Fouad Hikmat, special advisor on Sudan for the International Crisis Group said Arman’s withdrawal is significant because he was seen as one of the favorites to compete with incumbent President Omar al-Bashir in the April 11 elections.

“It is a very significant news that the SPLM, considered as one of the main contenders in the election, especially their candidate for the presidency withdraws from the contestation. And I am sure this is being done in the context of how to stabilize the political conflict in Sudan so that the CPA (Comprehensive Peace Agreement) to continue to pass the election to reach the referendum,” he said.

While saying that its presidential candidate was withdrawing from the race, the SPLM however said it would present candidates for regional and legislative elections.

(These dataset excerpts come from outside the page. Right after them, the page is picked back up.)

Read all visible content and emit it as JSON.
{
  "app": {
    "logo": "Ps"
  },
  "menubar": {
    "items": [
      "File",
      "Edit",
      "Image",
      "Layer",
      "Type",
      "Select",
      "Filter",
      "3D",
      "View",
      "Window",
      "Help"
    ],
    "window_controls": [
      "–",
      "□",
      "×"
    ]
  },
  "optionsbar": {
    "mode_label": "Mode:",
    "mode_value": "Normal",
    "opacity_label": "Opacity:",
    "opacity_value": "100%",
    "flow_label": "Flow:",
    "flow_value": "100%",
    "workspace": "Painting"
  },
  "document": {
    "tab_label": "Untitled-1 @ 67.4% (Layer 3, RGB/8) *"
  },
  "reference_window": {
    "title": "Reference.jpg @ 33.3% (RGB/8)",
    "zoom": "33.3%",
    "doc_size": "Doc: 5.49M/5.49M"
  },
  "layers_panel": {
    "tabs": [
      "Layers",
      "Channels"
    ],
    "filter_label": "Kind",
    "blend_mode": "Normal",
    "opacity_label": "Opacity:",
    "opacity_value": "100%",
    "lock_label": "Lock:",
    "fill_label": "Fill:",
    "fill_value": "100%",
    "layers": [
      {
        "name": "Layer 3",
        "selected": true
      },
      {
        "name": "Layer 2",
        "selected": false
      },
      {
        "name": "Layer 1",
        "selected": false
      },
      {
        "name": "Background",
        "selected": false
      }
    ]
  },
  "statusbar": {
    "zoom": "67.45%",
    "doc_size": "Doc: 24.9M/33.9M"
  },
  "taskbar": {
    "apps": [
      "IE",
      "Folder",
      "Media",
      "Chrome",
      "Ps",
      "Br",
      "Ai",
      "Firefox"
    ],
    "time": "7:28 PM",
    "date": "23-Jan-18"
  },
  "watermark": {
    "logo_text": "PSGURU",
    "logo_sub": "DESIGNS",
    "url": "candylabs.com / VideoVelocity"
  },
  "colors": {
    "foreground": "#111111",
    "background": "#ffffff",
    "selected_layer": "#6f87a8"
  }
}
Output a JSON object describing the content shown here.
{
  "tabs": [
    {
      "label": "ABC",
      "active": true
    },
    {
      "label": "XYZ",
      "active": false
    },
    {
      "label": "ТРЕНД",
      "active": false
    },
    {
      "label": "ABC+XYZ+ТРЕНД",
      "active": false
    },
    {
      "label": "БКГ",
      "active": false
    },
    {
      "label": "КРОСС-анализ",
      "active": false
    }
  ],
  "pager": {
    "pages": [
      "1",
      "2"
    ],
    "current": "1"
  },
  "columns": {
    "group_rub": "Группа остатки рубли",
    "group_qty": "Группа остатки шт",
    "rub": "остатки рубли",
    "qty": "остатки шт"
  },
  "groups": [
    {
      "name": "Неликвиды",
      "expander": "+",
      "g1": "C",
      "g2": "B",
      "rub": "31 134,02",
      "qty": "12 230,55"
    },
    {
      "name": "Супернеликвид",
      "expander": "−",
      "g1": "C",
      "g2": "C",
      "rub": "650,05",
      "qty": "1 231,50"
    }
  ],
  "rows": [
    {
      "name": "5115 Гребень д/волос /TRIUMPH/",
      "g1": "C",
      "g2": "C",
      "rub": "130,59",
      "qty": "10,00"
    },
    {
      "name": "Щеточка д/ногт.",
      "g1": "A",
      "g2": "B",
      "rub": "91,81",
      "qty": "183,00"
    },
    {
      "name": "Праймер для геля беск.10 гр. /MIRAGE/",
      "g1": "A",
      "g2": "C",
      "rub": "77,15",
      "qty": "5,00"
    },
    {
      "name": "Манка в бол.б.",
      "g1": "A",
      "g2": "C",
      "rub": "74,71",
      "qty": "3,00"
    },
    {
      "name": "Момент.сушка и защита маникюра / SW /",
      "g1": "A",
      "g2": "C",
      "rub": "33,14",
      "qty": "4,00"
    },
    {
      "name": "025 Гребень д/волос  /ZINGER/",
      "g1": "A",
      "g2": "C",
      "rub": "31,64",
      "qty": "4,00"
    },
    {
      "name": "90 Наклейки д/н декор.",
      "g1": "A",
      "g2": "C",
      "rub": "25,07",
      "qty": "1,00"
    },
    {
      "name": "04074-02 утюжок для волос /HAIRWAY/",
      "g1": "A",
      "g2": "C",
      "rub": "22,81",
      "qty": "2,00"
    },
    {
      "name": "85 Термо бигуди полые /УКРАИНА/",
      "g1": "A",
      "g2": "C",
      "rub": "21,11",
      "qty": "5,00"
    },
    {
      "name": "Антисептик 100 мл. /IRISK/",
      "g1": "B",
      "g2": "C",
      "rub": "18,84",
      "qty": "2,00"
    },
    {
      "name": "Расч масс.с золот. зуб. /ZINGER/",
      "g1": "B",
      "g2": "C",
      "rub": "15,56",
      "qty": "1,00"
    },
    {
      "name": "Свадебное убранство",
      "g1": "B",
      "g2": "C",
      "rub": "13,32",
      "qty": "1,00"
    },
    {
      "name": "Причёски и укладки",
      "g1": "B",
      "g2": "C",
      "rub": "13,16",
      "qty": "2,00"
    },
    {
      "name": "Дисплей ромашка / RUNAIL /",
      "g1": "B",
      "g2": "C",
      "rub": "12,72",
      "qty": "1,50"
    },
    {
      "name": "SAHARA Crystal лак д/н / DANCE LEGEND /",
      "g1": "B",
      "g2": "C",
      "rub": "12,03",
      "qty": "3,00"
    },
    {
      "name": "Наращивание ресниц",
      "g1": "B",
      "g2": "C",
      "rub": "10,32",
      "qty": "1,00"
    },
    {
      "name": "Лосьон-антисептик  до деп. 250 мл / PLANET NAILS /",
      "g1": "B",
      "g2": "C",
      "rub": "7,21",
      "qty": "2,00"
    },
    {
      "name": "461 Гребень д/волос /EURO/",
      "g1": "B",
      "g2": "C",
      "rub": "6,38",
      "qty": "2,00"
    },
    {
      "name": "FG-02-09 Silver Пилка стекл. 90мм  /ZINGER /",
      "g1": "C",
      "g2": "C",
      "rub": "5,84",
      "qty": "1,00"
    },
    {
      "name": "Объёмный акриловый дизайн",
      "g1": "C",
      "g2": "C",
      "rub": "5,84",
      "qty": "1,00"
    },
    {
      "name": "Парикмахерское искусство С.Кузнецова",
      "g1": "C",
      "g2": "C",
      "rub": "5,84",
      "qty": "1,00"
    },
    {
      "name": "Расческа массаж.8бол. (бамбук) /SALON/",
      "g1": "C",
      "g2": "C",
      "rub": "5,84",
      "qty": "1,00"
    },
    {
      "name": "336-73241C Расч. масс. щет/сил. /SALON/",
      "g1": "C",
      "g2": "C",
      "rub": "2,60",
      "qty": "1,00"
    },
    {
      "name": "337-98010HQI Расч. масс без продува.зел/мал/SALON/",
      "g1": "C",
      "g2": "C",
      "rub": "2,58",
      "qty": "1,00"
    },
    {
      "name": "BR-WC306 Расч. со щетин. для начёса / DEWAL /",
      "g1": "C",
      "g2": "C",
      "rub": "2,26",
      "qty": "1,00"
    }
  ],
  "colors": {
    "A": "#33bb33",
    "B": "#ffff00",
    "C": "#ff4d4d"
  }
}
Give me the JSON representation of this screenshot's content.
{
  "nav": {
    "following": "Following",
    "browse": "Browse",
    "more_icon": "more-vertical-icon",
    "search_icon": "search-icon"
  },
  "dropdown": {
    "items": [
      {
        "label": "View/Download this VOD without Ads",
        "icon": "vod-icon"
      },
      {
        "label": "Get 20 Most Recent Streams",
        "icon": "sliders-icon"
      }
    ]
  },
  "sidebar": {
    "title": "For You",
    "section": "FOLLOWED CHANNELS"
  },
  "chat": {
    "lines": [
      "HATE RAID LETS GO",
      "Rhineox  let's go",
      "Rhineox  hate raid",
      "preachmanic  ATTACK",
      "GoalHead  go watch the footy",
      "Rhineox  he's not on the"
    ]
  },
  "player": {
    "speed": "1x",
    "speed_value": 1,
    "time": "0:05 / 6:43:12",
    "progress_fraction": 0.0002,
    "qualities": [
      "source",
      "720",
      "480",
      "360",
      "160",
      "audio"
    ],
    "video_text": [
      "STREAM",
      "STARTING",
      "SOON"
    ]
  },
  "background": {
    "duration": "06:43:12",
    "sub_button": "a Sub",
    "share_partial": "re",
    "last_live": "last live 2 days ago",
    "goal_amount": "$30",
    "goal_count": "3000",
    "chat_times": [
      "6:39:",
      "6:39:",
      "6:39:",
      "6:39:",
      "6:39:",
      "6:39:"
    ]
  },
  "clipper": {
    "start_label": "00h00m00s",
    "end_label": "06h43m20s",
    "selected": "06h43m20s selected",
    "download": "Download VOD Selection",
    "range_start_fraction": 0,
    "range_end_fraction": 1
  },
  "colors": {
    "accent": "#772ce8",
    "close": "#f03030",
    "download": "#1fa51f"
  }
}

Hikmat also described the SPLM move as significant because he said the legislature in the new government after the elections would be extremely important.

Map of Northern and Southern Sudan
Map of Northern and Southern Sudan

“The newly elected legislature has got a couple of very important functions. One is that it will manage the implementation of the provisions that will lead to the referendum, and at the same time it will look into the legal framework and the parameters given that the Comprehensive Peace Agreement is going to cease and the interim national constitution is going to cease by July 2011,” Hikmat said.

In a joint statement Wednesday, the United States, Britain and Norway voiced concern about restrictions on political freedoms in the lead up to the Sudanese elections.

Hikmat said the withdrawal of Yasir Arman should not come as a surprise to the international community.

“No, I don’t think it came as a surprise because as you know in December the National Congress Party made a very clear point to the SPLM to withdraw Yasir Arman because they think that the contestation of Yasir Arman in the presidency might jeopardize the implementation of the Comprehensive Peace Agreement,” Hikmat said.

The International Crisis Group in a new report Tuesday accused Sudan’s ruling National Congress Party of trying to rig the April elections in the troubled Darfur region.

Hikmat said the report emphasized that the legal environment for free and fair elections does not exist in Sudan.

“This report is an update of a previous one which argued that the pre-elections preparation prevailing today in Darfur does not constitute an environment for a fair and free election that will bring about a sustainable solution to the Darfur problem,” Hikmat said.